Le désenchantement des pratiques symboliques est le prix à supporter pour un gain quant à la compréhension des structures sociales de l’échange : non plus la dénonciation de l’hypocrisie des relations humaines, mais l’analyse des modes sociaux de codification des échanges, puis des règles qui régissent les joutes agonales ainsi produites ; enfin une meilleure compréhension des illusions collectives qui en découlent -ce que Pascal nommait la pensée de derrière : la vie en société est une duperie magnifiquement organisée dont il faut souhaiter la préservation [24]

Conclusion : une anthropologie économique

Apparemment, la leçon philosophique à retirer de ce livre est amère : l’humanité ne se maintient qu’au prix d’un mensonge sur elle-même. Un mince voile d’illusion est indispensable à la vie en société, pour dissimuler un état de nature toujours présent, fait de désirs prédateurs et de rivalités à mort pour la survie.

La lecture a-morale proposée par l’auteur reformule radicalement le problème que nous nous posions au départ : au lieu de scruter dans quelle mesure égoïsme et altruisme se combattent en nous, au lieu de désespérer de jamais assister à une action fait par pur dévouement, on interrogera la genèse réelle de nos actes, toujours conflictuelle, pris entre les impératifs vitaux de l’appropriation des biens, et cet autre impératif non moins vital qu’est leur mise en forme sociale. Les inquiétudes qui nous taraudent n’en sont pas pas atténuées, mais replacées sur un plan de consistance où elles prennent leur sens véritable.
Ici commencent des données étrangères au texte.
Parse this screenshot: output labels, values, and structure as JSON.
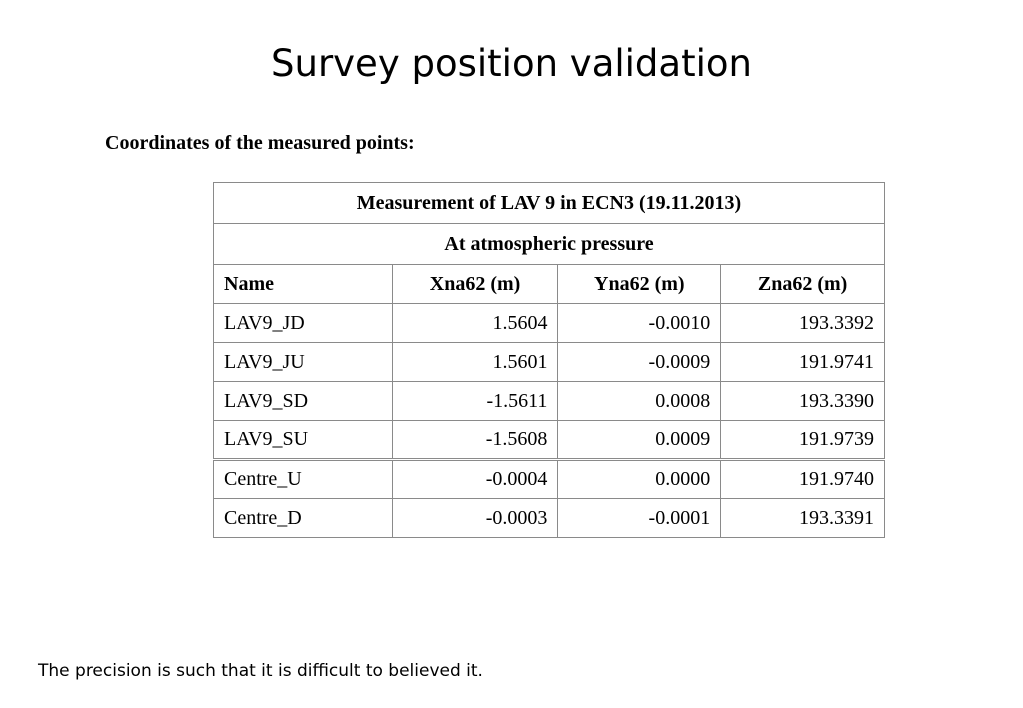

Rattachée à l’ensemble des champs sociaux, l’économie perd sa trompeuse autonomie et peut entrer en revanche dans le champ des sciences de l’homme, donc comme partie d’une anthropologie, grâce à la notion à la fois universelle et plurivoque d’intérêt. Au-delà même des sciences sociales, l’intérêt entendu comme conatus dépasse l’homme -souvenons-nous que pour Spinoza, c’est toute chose qui est effort de persévérance dans l’être, pas seulement l’homme. Nous sommes bien loin de la réduction des valeurs humaines à la cupidité... L’intérêt principal de ce livre est bien de nous proposer une idée plus intéressante de l’intérêt.

Notes

[1Frédéric Lordon, L’intérêt souverain, La Découverte, 2011

[2Marx et Engels, Le manifeste du parti communiste.

[3Page 9.

[4Page 48.

[5David Hume, Enquête sur les principes de la morale.

[6Page 13.

[7Page 21.

[8Page 33.

[9Pages 8-9.

[10Pages 43-44.

[11Pour une analyse du cérémoniel du don, voir les livre de Marcel Hénaff, Le prix de la vérité et Le don des philosophes, Compte-rendu sur ce site.

[12Page 46.

[13Page 47.

[14Page 94.

[15Page 63.

[16Page 67.

[17Page 173.

[18Bien qu’il s’appuie sur Bourdieu, F. Lordon marque là une différence nette avec l’auteur des Méditations pascaliennes, qui ne fait nulle mention d’une finalité à l’oeuvre dans l’évolution sociale : ni avancée vers un mode d’organisation de plus en plus rationaliste (comme le pensait Max Weber), ni émancipation progressive de l’individu. A ce sujet, voir le livre de Louis Pinto, Pierre Bourdieu et la théorie du monde sociale, Points Essais, 2002, qui doute précisément qu’on puisse parler de théorie sociale chez Bourdieu.

[19Page 126.

[20Page 156.

[21Pages 123-124.

[22Page 51.

[23Page 176.

[24Voir ces deux fragments des Pensées, liasse « Raisons des effets » : « Les raisons des effets marquent la grandeur de l’homme, d’avoir tiré de la concupiscence un si bel ordre ».
« Grandeur de l’homme dans sa concupiscence même, d’en avoir su tirer un règlement admirable et en avoir fait un tableau de charité ».